If we look at the Devon text on page 3 we find that they are looking to further refine their G&A and operations staff in the coming year.
Devon’s workforce reduction program, which includes G&A as well as operating personnel, will decrease Devon’s employee count by approximately 20 percent in the first quarter of 2016, bringing the total workforce reduction to more than 25 percent over the past 12 months. These workforce and non-personnel related cost reductions are expected to decrease G&A costs by approximately $400 million to $500 million on an annual basis, exclusive of reorganization charges, and are designed to maintain capacity to respond appropriately to increased activity levels when the commodity price environment improves.
I read this as saying Devon’s G&A costs, including operating personnel, could be as high as $2 billion in total. No wonder their balance sheet was so big. The reported G&A expense of Devon was the 17% factor and was $847 million. Therefore we can impute that $2 billion would be approximately (I’m using only their oil and gas revenues) 37% of the revenue going to G&A in operating staff and overhead items for 2015. These are the cash outlays that Devon has to make. If we use the 37% to determine what the “cash costs” are for “overhead, operating staff, administration and accounting” you would come to .37 x $30 / bbl or $11.10 bbl. We’ll take that number from this point forward, it is much lower than my original analysis that showed $15 to 18.00. However comparing my number to the $1 - 2 that most producers claim, I’m at least playing within the city that has a ball park.

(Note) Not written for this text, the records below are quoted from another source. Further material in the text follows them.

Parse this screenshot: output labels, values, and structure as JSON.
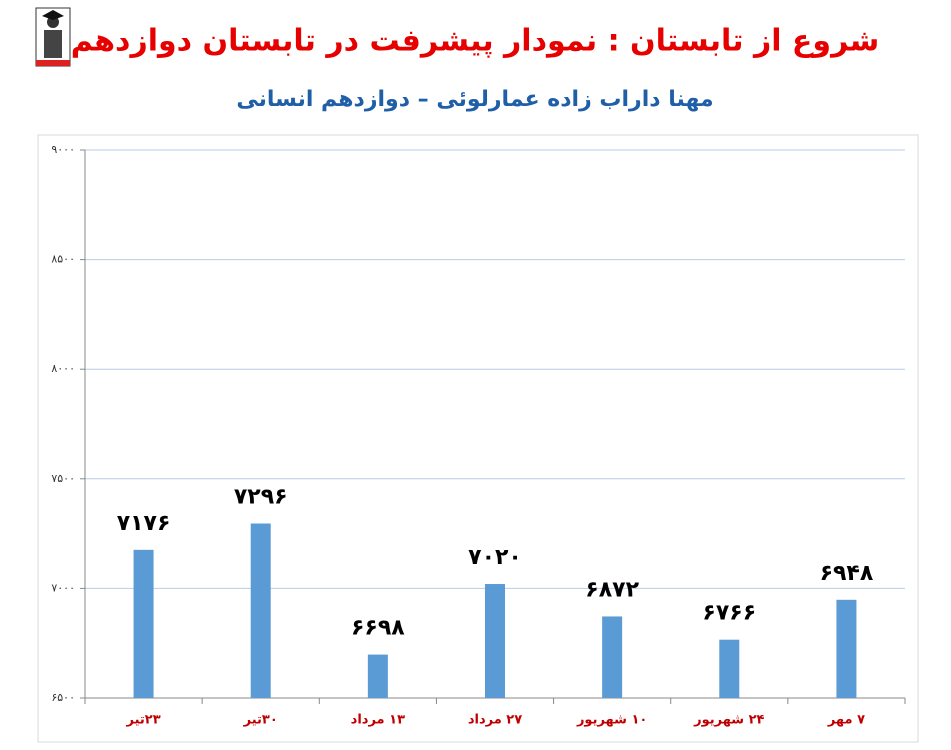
{
  "chart_data": {
    "type": "bar",
    "title": "شروع از تابستان : نمودار پیشرفت در تابستان دوازدهم",
    "subtitle": "مهنا داراب زاده عمارلوئی – دوازدهم انسانی",
    "categories": [
      "۲۳تیر",
      "۳۰تیر",
      "۱۳ مرداد",
      "۲۷ مرداد",
      "۱۰ شهریور",
      "۲۴ شهریور",
      "۷ مهر"
    ],
    "values": [
      7176,
      7296,
      6698,
      7020,
      6872,
      6766,
      6948
    ],
    "value_labels": [
      "۷۱۷۶",
      "۷۲۹۶",
      "۶۶۹۸",
      "۷۰۲۰",
      "۶۸۷۲",
      "۶۷۶۶",
      "۶۹۴۸"
    ],
    "color": "#5b9bd5",
    "ylim": [
      6500,
      9000
    ],
    "yticks": [
      {
        "value": 6500,
        "label": "۶۵۰۰"
      },
      {
        "value": 7000,
        "label": "۷۰۰۰"
      },
      {
        "value": 7500,
        "label": "۷۵۰۰"
      },
      {
        "value": 8000,
        "label": "۸۰۰۰"
      },
      {
        "value": 8500,
        "label": "۸۵۰۰"
      },
      {
        "value": 9000,
        "label": "۹۰۰۰"
      }
    ],
    "grid": true
  }
}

The culture within the industry is that everything that moves is capitalized to the balance sheet for eternity. The outer limit of what is acceptable is the value of your oil and gas reserves times the price of the commodities at year end. Which at any end of the year period is going to represent the total gross revenue that the company will ever achieve. The write downs that are causing the $15 to $23 billion in losses is so that the producers can fit within their total reserves times the price of the commodities at year end. So the company is still valued at the gross revenues of what the company will ever receive, it's lost up to $23 billion, it's worth nothing, produces no value and has no cash. Once again I have to ask where do I invest? Encana which now has negative $202 million in retained earnings. Has the audacity to keep $2.79 billion in Goodwill on the balance sheet! What Goodwill? Write this Goodwill off and report the proper $2.992 in negative retained earnings.
The argument might be that the situation in oil and gas is the commodity prices are low and that is creating the desperate situation. And that is true, the oil and gas industry is a price maker and the bureaucrats are making these prices. It is also the reason that I’ve been working to get them to change to avoid this scenario that they’re in. If they had employed reasonable accounting principles of capitalization over the past few decades these producers would have gone out of business long ago. They would have been forced to account for their performance within the fiscal years they were spending like drunken sailors. The SEC defines the outer limit of what is acceptable. It does not mean that each and every producer reach that limit each and every fiscal year.
If we wait until 2021 the market will have rebalanced and the inventories will have been drawn down. That assumes that you're believing this story and keeping these corrupt crooks in place! I have a vested interest in promoting the Preliminary Specification. Which I have been doing for as long as these people have been destroying the industry, which is a long time now. I feel very good about the work that I have done in the past decades. I can say that I did what I thought was right and necessary, and tried to make a difference. But I can also say thankfully, that this lot kicked me out of the industry in August of 2003 and took me to the woodshed because of my ideas. No wonder, they’ve been conducting themselves in ways that I would not have been part of.